In 1967, she married Syed Shakeel Ahmad who was a civil servant. The couple had two sons, Waqar Hasnain Ahmad and Jehanzeb Ahmad, and one daughter Malahat Awan.

Shabnam died on 2 March 2013 in Karachi. Her Namaz-e-Janaza was offered in F-11 Graveyard in Islamabad on March 3.

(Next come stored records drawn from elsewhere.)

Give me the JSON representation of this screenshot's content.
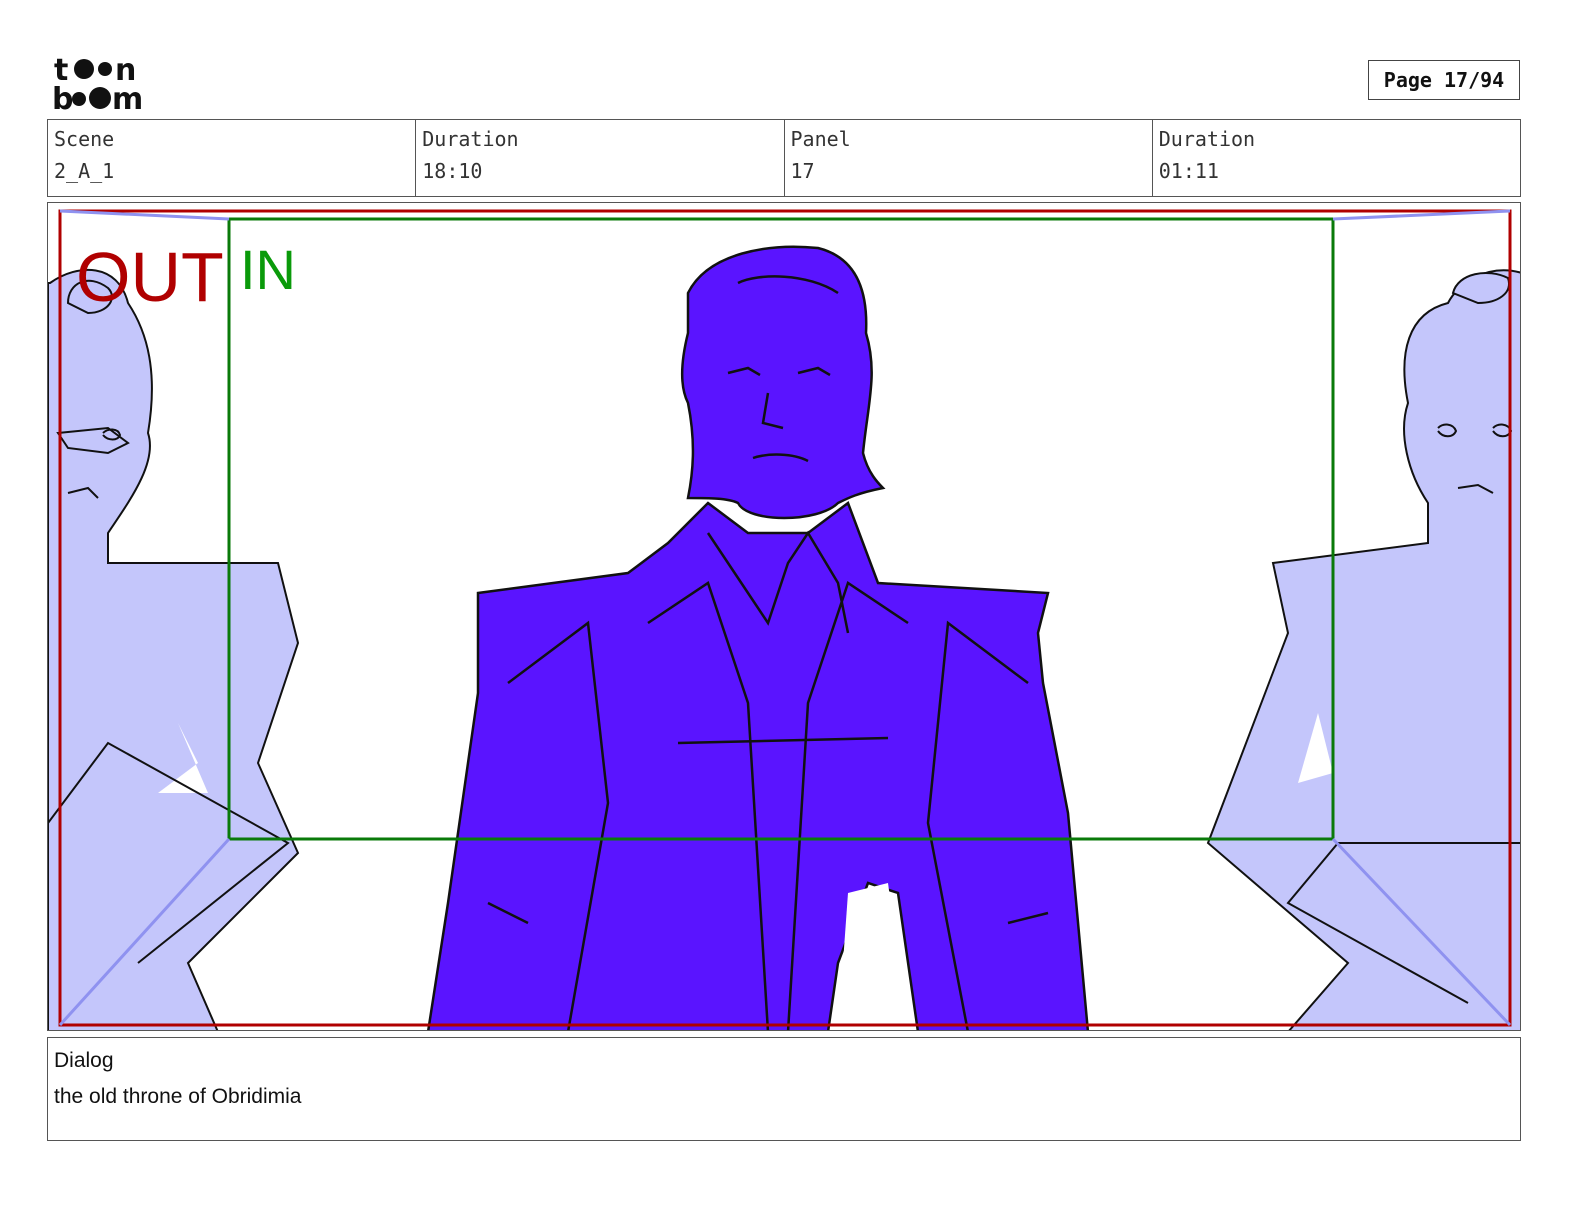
{
  "header": {
    "logo_alt": "toon boom",
    "page_label": "Page 17/94"
  },
  "info": {
    "scene_label": "Scene",
    "scene_value": "2_A_1",
    "duration_label": "Duration",
    "duration_value": "18:10",
    "panel_label": "Panel",
    "panel_value": "17",
    "panel_duration_label": "Duration",
    "panel_duration_value": "01:11"
  },
  "panel": {
    "out_label": "OUT",
    "in_label": "IN",
    "colors": {
      "out_frame": "#b00000",
      "in_frame": "#0a7a0a",
      "main_figure": "#5a14ff",
      "side_figures": "#c4c6fb"
    }
  },
  "dialog": {
    "label": "Dialog",
    "text": "the old throne of Obridimia"
  }
}
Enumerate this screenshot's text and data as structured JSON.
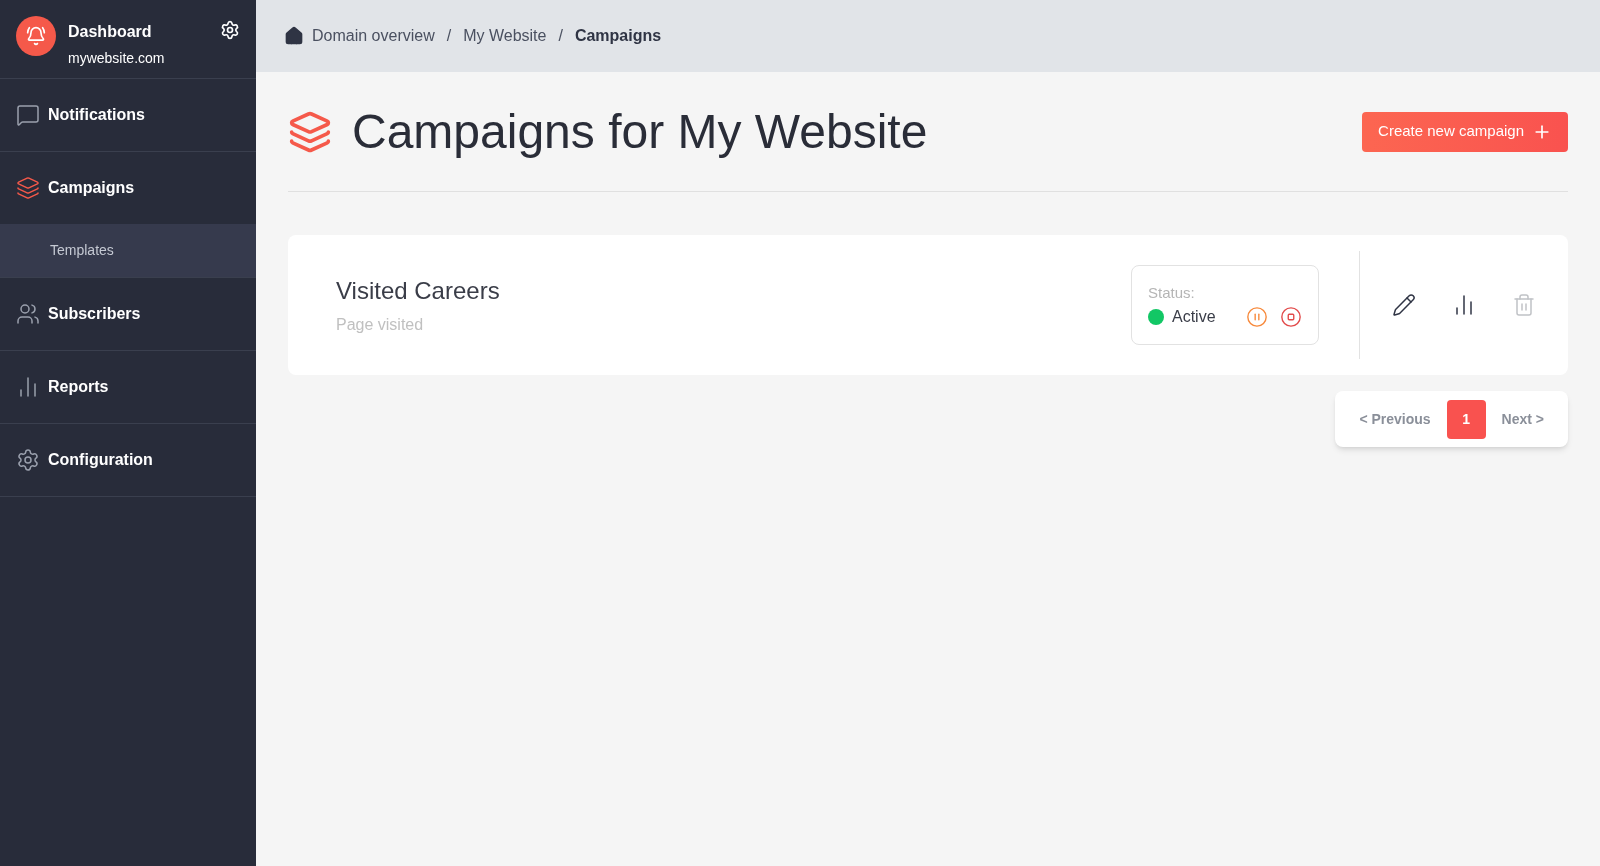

Prime Minister Raja Pervaiz Ashraf gave his condolences to the family in a message expressing his grief over her death.

== Literary works ==
Her first book, Tanqeedi Mazameen was published in 1965. Some of her other published poetry collections were Shabzaad (1987), Izteraab (1994), Taqreeb Kuch Tau (2003) and Musafat Raigan Thi (2008).

=== Bibliography ===
- Tanqeedi Mazameen, 1965, Classic Publishers, Lahore
- Shabzad (Poetic Collection), 1987, Maavra Publishers Lahore
- Iztaraab (Poetic Collection), 1994, Sangemeel Publishers, Lahore
- Taqreeb Kuch Tau (Critics/penpictures of personalities), 2003, Sangemeel Publishers, Lahore
- Na Qafas Na Ashiana (Short Stories), 2004, Sangemeel Publishers, Lahore
- Musafat Raigan The (Poetic Collection), Sangemeel Publishers, Lahore
- Khawateen ki Shaaeeri (1947 to 2002) aur Muasharay par iskay asarat (sponsored by M/O Women Development)
- Hasrat Mohani Ka Taghazzul (in press)

== Awards ==
The following is a list of awards bestowed upon Shabnam during her literary career:
- President's Pride of Performance Award, 2005
- Awards of Recognition – Hamdard Foundation, 1994
- Bolan Award (Shabzad – Poetic Collection), 1988
- Govt. of Baluchistan's Award for Country's Prominent Women
- Shabnam Shakeel ki Shakhsiat aur Shaairy (Research Paper) by Mubashira Nasreen, Urdu Department, N.U.M.L. (2000)
- Various awards by prominent social and literary organizations of Pakistan
- Life Member, Pakistan Academy of Letters
- Member PTV Censor Board Channel 3
- Member scholarships committee, Pakistan Academy of Letters
- Member Punjab Public Library Board, Lahore
- Member Jury (Award) Radio Pakistan, PTVC Perveen Shakir Trust & Academy of Letters Hijra Awards
- Bhaha-ud-Din Zakriya University Multan's research paper: Shabnam Shakeel ki shakhsiat aur funn (M.Phil.)
- Lahore University of Management Sciences has included her poetry in its management sciences BSc honors course.